W dniu 17 października nauczyciel z gimnazjum w mieście na północny zachód od Paryża został ścięty na ulicy przed jego szkołą. Został zamordowany za umożliwienie dyskusji ze swoimi uczniami na temat karykatur proroka islamu Mahometa podczas zajęć z edukacji obywatelskiej, zgodnych z programem edukacji narodowej. Policja zastrzeliła jego zabójcę nieco później tego samego dnia. Prezydent Francji Emmanuel Macron potępił zabójstwo „islamistycznym atakiem terrorystycznym”, ponieważ wygląda na to, że zabójca wykonywał rodzaj fatwy skierowanej przeciwko temu nauczycielowi w mediach społecznościowych.
W sobotę 24 października zamachowiec-samobójca zaatakował duński ośrodek Kawsar-e w Kabulu. Liczba ofiar śmiertelnych została oszacowana na 24, a liczba rannych na 54. Według urzędników wiele ofiar stanowili nastoletni studenci w wieku od 15 do 26 lat.
W 2019, UNICEF oświadczył, że „ataki na szkoły w Afganistanie potroiły się w latach 2017-2018, z 68 do 192”. Agencja ONZ dodała, że „szacuje się, że „około 3.7 miliona dzieci w wieku od 7 do 17 lat – prawie połowa wszystkich dzieci w wieku szkolnym w kraju – nie uczęszcza do szkoły w Afganistanie”, z czego 60% to dziewczynki.
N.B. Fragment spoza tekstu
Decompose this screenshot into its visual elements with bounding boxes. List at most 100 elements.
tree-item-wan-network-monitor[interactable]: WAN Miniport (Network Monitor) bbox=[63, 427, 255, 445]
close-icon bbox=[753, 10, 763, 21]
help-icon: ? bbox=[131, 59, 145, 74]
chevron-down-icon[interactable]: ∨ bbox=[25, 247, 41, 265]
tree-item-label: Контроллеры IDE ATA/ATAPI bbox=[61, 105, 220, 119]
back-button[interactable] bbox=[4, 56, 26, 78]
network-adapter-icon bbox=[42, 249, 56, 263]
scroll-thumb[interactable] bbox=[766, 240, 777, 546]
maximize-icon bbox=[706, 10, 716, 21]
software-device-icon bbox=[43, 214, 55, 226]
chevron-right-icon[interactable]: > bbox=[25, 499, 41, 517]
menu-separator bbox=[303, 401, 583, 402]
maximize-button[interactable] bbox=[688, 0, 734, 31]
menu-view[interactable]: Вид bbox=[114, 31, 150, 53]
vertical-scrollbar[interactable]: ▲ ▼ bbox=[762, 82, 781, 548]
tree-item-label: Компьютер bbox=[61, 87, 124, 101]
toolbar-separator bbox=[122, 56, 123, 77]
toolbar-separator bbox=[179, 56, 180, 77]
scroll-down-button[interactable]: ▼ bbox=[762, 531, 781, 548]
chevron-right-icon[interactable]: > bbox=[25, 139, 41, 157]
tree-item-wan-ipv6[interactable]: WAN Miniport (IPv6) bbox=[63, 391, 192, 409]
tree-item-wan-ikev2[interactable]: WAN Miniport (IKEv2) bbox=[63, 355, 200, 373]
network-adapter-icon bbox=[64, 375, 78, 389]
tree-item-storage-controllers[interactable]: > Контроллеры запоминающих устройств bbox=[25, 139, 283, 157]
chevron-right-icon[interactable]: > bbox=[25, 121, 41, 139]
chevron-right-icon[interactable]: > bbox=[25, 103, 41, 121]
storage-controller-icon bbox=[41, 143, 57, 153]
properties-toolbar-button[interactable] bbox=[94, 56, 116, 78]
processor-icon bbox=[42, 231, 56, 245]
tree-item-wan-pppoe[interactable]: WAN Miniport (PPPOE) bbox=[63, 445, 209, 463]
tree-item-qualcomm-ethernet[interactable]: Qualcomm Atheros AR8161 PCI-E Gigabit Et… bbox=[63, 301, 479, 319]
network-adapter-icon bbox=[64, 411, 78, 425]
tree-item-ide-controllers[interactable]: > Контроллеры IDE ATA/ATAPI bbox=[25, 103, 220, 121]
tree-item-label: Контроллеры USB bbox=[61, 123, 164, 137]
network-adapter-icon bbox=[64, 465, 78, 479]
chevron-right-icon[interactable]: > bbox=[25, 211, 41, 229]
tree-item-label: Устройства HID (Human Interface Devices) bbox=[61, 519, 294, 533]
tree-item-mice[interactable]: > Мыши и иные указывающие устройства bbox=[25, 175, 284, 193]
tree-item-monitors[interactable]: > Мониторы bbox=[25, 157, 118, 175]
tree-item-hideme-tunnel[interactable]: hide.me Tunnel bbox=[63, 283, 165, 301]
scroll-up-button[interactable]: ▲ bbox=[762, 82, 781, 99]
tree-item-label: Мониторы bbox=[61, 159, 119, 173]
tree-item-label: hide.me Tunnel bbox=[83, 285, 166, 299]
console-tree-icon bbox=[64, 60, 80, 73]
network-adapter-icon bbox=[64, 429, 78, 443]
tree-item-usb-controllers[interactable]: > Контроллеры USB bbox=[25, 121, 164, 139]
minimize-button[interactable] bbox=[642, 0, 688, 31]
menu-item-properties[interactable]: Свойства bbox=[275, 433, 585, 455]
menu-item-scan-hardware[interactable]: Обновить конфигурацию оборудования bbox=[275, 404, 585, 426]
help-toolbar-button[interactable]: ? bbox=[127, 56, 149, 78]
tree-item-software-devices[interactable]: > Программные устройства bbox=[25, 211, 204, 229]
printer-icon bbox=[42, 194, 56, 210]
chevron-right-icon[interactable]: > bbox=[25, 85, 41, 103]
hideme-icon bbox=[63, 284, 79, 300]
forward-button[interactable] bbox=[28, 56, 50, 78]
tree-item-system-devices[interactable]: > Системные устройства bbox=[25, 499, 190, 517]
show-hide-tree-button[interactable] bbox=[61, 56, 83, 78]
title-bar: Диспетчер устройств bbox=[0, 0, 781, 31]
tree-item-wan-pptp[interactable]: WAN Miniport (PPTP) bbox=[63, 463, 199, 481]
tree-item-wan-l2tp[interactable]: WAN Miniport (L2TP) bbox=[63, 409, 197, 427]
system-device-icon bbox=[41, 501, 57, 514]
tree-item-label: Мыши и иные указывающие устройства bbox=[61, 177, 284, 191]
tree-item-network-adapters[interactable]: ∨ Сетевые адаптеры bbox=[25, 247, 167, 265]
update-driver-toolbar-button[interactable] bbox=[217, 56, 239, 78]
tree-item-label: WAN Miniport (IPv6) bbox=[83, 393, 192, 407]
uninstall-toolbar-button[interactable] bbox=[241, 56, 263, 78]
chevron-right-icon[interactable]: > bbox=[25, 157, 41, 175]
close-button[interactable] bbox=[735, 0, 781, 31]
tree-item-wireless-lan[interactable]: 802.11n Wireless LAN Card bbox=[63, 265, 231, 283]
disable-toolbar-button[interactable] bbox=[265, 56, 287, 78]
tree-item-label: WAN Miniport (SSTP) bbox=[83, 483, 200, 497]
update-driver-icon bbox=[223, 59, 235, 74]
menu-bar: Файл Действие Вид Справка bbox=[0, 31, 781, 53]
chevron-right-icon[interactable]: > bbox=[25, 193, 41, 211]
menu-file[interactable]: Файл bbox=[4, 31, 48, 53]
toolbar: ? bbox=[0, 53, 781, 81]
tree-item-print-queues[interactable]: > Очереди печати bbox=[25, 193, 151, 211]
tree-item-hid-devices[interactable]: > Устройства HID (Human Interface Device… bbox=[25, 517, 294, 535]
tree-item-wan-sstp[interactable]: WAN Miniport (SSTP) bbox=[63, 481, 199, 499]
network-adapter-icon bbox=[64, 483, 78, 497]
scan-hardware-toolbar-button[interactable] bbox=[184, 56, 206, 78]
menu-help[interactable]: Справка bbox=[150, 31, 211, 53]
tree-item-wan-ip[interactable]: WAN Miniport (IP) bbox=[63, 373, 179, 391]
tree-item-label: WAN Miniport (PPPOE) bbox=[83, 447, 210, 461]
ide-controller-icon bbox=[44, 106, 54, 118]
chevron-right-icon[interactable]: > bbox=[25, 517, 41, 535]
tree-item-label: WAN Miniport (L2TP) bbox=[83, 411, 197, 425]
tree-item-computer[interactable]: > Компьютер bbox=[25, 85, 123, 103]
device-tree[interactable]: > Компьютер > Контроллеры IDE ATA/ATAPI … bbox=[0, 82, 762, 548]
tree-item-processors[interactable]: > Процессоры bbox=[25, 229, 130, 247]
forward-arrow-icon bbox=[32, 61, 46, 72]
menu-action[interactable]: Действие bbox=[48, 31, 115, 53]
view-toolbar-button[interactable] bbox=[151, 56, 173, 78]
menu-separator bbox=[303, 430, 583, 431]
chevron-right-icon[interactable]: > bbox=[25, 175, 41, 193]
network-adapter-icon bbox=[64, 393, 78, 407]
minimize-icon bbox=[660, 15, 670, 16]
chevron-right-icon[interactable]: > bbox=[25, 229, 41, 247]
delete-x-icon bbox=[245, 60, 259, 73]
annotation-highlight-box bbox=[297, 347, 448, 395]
Szkoły edukacja dziewcząt jest wyraźnie priorytetowymi celami w programie terrorystów islamskich.
Nauczyciele są coraz bardziej narażeni na śmierć, obrażenia i porwania, nie tylko w Afganistanie, ale także w innych krajach z większością muzułmańską, rozdartych konfliktami z islamistycznymi grupami ekstremistycznymi.
Afganistan, Francja i inne: różne kraje, ta sama bitwa
Edukacja szkolna jest atakowana, także w krajach demokratycznych, przez ekstremistyczną ideologię islamską, niezależnie od tego, czy odbywa się bez użycia przemocy, czy z użyciem przemocy.
Ich celem w demokracjach jest zastraszanie nauczycieli, aby sami się cenili i przemilczali liczne punkty ich ideologii politycznej i rządów, w tym: zabójstwa pozasądowe, homofobia, segregacja i dyskryminacja ze względu na płeć, gorszy status kobiet i innych -Muzułmanie, dyskryminacja i tak dalej.
Ich celem w zakresie programów edukacyjnych jest utrudnianie ich realizacji w wielu kwestiach, takich jak: nauczanie o holokauście i antysemityzmie, teoria ewolucji, nauka o ludzkim ciele, nauka pływania i tym podobne.
Ich celem jest dotarcie do uczniów szkół muzułmańskich z ich ekstremistycznymi naukami islamistycznymi różnymi kanałami i ukształtowanie ich w aktywnych przeciwników tych punktów programu nauczania, z którymi się nie zgadzają.
Wreszcie „ideologizacja” i przejęcie przez Bractwo Muzułmańskie stowarzyszeń zajmujących się nastrojami antymuzułmańskimi i mową nienawiści w krajach demokratycznych jest istotnym elementem tej strategii.
Islamizm to ideologia polityczna, a nie nowy ruch muzułmański
Islamizm jest ideologią polityczną i jako taki musi być traktowany. Radykalni islamiści nie nauczają alternatywnej teologii, jak zwolennicy Tabligh Jamaat czy sufi. Dążą do przejęcia władzy w krajach z większością muzułmańską, gdzie populacje pokojowo praktykują i nauczają sunnitów, szyitów i innych form islamu. W innych krajach próbują podkopywać i manipulować swoimi instytucjami politycznymi, edukacyjnymi i kulturalnymi, słabościami społecznymi, słabymi grupami społecznymi i hojnymi wolnościami. Ich celem jest dzielenie i rozbijanie społeczeństw z zamiarem podżegania do przemocy w społeczności. Chaos to żyzny grunt, na którym mogą prosperować.
Walka z islamizmem we Francji i innych demokratycznych krajach nie może być toczona przeciwko islamowi jako religia lub przeciwko muzułmanom, ponieważ ich współwyznawcy w krajach z większością muzułmańską są głównymi ofiarami tej ideologii. Coraz więcej muzułmańskich przywódców i instytucji sprzeciwia się islamizmowi we Francji indywidualnie i zbiorowo, na przykład Konferencja Imamów we Francji i Związek Meczetów we Francji. Państwo francuskie musi udzielić im pełnej pomocy i musi zwalczać islamizm jako ruch polityczny na każdym polu bitwy przy pomocy odpowiedniej broni i partnerów.